This afternoon, volunteer caregiver Sandra was hanging out with Jamie in the greenhouse when she called me over the radio to let me know Burrito was sunbathing, in case I wanted to come out and snap some photos for the blog. As usual, Burrito was unable to lie still for long once he sensed there was a human in the vicinity who might be enticed to play. See the end of this post for an adorable series of photos.
Speaking of the word “adorable,” we try to be careful with how we present the chimpanzees to people who follow the sanctuary. Much of what we share on this blog is happy and lighthearted. We love to share video of a great play session, or photos of the chimpanzees peacefully grooming one another or basking in the sunshine. And these are all things that chimps do. But chimps are also immensely powerful, intelligent, curious, willful, unpredictable, and at times, violent. We never want to give the impression that we view the chimpanzees as babies, or that we view them as harmless.
CSNW is run on a complex system of security protocols and safety rules that are based on the knowledge that chimpanzees are capable of doing great harm in the right (or wrong) circumstances. Volunteers are trained to treat the chimpanzees as equals; to offer them the same respect they offer fellow humans.

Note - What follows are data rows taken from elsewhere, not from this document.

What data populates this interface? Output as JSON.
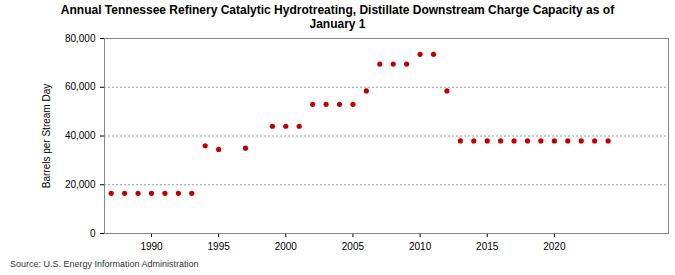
{
  "chart_data": {
    "type": "scatter",
    "title": "Annual Tennessee Refinery Catalytic Hydrotreating, Distillate Downstream Charge Capacity as of January 1",
    "y_label": "Barrels per Stream Day",
    "source": "Source: U.S. Energy Information Administration",
    "x": [
      1987,
      1988,
      1989,
      1990,
      1991,
      1992,
      1993,
      1994,
      1995,
      1997,
      1999,
      2000,
      2001,
      2002,
      2003,
      2004,
      2005,
      2006,
      2007,
      2008,
      2009,
      2010,
      2011,
      2012,
      2013,
      2014,
      2015,
      2016,
      2017,
      2018,
      2019,
      2020,
      2021,
      2022,
      2023,
      2024
    ],
    "values": [
      16500,
      16500,
      16500,
      16500,
      16500,
      16500,
      16500,
      36000,
      34500,
      35000,
      44000,
      44000,
      44000,
      53000,
      53000,
      53000,
      53000,
      58500,
      69500,
      69500,
      69500,
      73500,
      73500,
      58500,
      38000,
      38000,
      38000,
      38000,
      38000,
      38000,
      38000,
      38000,
      38000,
      38000,
      38000,
      38000
    ],
    "color": "#c00000",
    "marker": "circle",
    "xlim": [
      1986.5,
      2028.5
    ],
    "xticks": [
      1990,
      1995,
      2000,
      2005,
      2010,
      2015,
      2020
    ],
    "ylim": [
      0,
      80000
    ],
    "yticks": [
      0,
      {
        "value": 20000,
        "label": "20,000"
      },
      {
        "value": 40000,
        "label": "40,000"
      },
      {
        "value": 60000,
        "label": "60,000"
      },
      {
        "value": 80000,
        "label": "80,000"
      }
    ],
    "grid": true
  }
}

Respecting the chimps for who they are means being aware of and appreciating all aspects of their personalities. Jody may poke us one minute and offer us a kiss the next. Jamie may put on an intimidating dominance display, and then come over and gently groom our boots. Just like humans, chimpanzees are complex and multi-faceted.
So when I say that Burrito is adorable, I am not intending to take anything away from the strong, smart, sometimes aggressive adult male chimpanzee that he is. But in addition to those things, he is undeniably cute. I think there’s plenty of room in one person for all sorts of contradictions.